Neue Einkommens-Studie

Topverdiener, das sind immer nur die anderen. Die wenigsten Deutschen würden sich dazu zählen. Aber wie viel muss man heute verdienen, um oben mitzuspielen? Das Institut der deutschen Wirtschaft hat aktuelle Daten ausgewertet und einen interaktiven Einkommensrechner erstellt. Damit kann man schnell erkennen, in welchem Bereich das eigene Gehalt liegt. Berücksichtig wird dabei auch der Familienstand und die Anzahl der Kinder. Das Ergebnis dürfte den ein oder anderen sicher überraschen.

Ab 3529 Euro Haushaltsnettoeinkommen gehört man zu den Topverdienern

Wer als kinderloses Paar netto mehr als 5294 Euro im Monat an Einkommen zur Verfügung hat, ist damit besser gestellt als 90 Prozent der Menschen in Deutschland. Dies ist das Ergebnis der Untersuchung des Instituts der Deutschen Wirtschaft (IW) in Köln, über die zuvor auch der Spiegel berichtete. Bei Singles liegt diese Schwelle bei 3529 Euro Haushaltsnettoeinkommen. Für ihre Analyse haben die Forscher die aktuell verfügbaren Daten aus der Haushaltsbefragung Sozio-oekonomisches Panel (SOEP) neu ausgewertet.

Das Haushaltseinkommen umfasst dabei alle Einnahmen der Haushaltsmitglieder. Das ist in erster Linie natürlich das Gehalt, es fließen aber auch Zinsen, Mieten, Unterhaltszahlungen oder Kindergeld in die Einnahmen mit ein. Das gesamte zur Verfügung stehende Haushaltseinkommen wird bei der Berechnung auf jedes Haushaltsmitglied heruntergerechnet. Das bedeutet im Beispiel oben: Verfügt das Paar über ein Einkommen von 5294 Euro, hat aber 2 Kinder unter 14 Jahren, dann ist es nur noch besser gestellt als 72 Prozent der Bevölkerung.

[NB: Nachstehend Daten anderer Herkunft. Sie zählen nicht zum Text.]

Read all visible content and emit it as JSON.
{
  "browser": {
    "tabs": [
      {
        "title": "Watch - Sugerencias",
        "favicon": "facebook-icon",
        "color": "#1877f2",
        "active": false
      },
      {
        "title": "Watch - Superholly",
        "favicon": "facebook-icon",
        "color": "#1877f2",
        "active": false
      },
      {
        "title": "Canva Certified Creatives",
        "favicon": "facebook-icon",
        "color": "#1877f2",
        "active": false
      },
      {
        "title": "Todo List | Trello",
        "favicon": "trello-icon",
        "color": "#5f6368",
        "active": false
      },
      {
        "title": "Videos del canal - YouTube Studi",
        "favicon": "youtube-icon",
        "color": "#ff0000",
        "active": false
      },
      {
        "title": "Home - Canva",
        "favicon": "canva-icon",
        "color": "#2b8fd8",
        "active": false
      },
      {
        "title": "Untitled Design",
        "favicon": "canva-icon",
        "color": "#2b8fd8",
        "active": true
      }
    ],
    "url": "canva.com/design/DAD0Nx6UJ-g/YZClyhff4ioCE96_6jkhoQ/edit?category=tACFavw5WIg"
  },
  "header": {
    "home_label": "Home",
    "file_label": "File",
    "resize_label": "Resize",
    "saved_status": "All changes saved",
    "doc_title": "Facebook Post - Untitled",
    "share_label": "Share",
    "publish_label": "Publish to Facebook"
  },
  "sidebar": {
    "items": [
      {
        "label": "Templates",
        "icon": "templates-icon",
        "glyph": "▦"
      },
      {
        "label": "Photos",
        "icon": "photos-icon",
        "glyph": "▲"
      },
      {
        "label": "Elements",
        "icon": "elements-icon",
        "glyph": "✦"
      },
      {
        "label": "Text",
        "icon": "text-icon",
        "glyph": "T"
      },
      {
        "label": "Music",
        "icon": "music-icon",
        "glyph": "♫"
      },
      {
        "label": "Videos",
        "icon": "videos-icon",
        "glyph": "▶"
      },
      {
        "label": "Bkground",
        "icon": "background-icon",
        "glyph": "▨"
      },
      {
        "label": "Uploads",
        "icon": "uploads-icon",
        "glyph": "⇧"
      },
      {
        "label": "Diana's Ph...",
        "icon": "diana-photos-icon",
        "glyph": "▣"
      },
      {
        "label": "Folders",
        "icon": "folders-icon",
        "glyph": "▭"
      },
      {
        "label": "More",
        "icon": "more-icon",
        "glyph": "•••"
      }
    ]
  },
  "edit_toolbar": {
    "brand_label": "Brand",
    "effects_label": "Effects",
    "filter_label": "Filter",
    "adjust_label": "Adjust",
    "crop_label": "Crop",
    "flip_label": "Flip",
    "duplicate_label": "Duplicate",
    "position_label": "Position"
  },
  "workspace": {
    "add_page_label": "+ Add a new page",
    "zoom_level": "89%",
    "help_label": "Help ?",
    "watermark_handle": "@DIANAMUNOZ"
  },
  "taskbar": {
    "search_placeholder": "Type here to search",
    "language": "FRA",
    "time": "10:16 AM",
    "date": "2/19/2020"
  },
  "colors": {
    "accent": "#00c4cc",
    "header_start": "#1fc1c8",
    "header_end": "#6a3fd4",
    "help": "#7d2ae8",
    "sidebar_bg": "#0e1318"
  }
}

Unabhängig davon, ab welcher Einkommensschwelle man von Reichtum spricht, ordnen sich den Wissenschaftlern zufolge nur wenige Menschen selbst der Oberschicht oder den Reichen zu. "Bei Einschätzungen zum Thema Reichtum gehen Daten und Wahrnehmung besonders weit auseinander", sagt die an der Auswertung beteiligte IW-Verteilungsexpertin Judith Niehues. "Kaum jemand empfindet sich selbst als reich, gleichzeitig glauben viele, dass sehr große Teile der Bevölkerung reich sind."

Eine Expertin der gewerkschaftsnahen Hans-Böckler-Stiftung weist darauf hin, dass sich bestehende Ungleichheiten durch die Corona-Krise weiter verschärfen dürften. "Nach einem Jahrzehnt mit kräftigem Wirtschaftswachstum und Rekordbeschäftigung ist die Ungleichheit in Deutschland weiter so hoch, dass man damit nicht zufrieden sein kann", sagte die wissenschaftliche Direktorin der Stiftung, Bettina Kohlrausch, der Deutschen Presse-Agentur.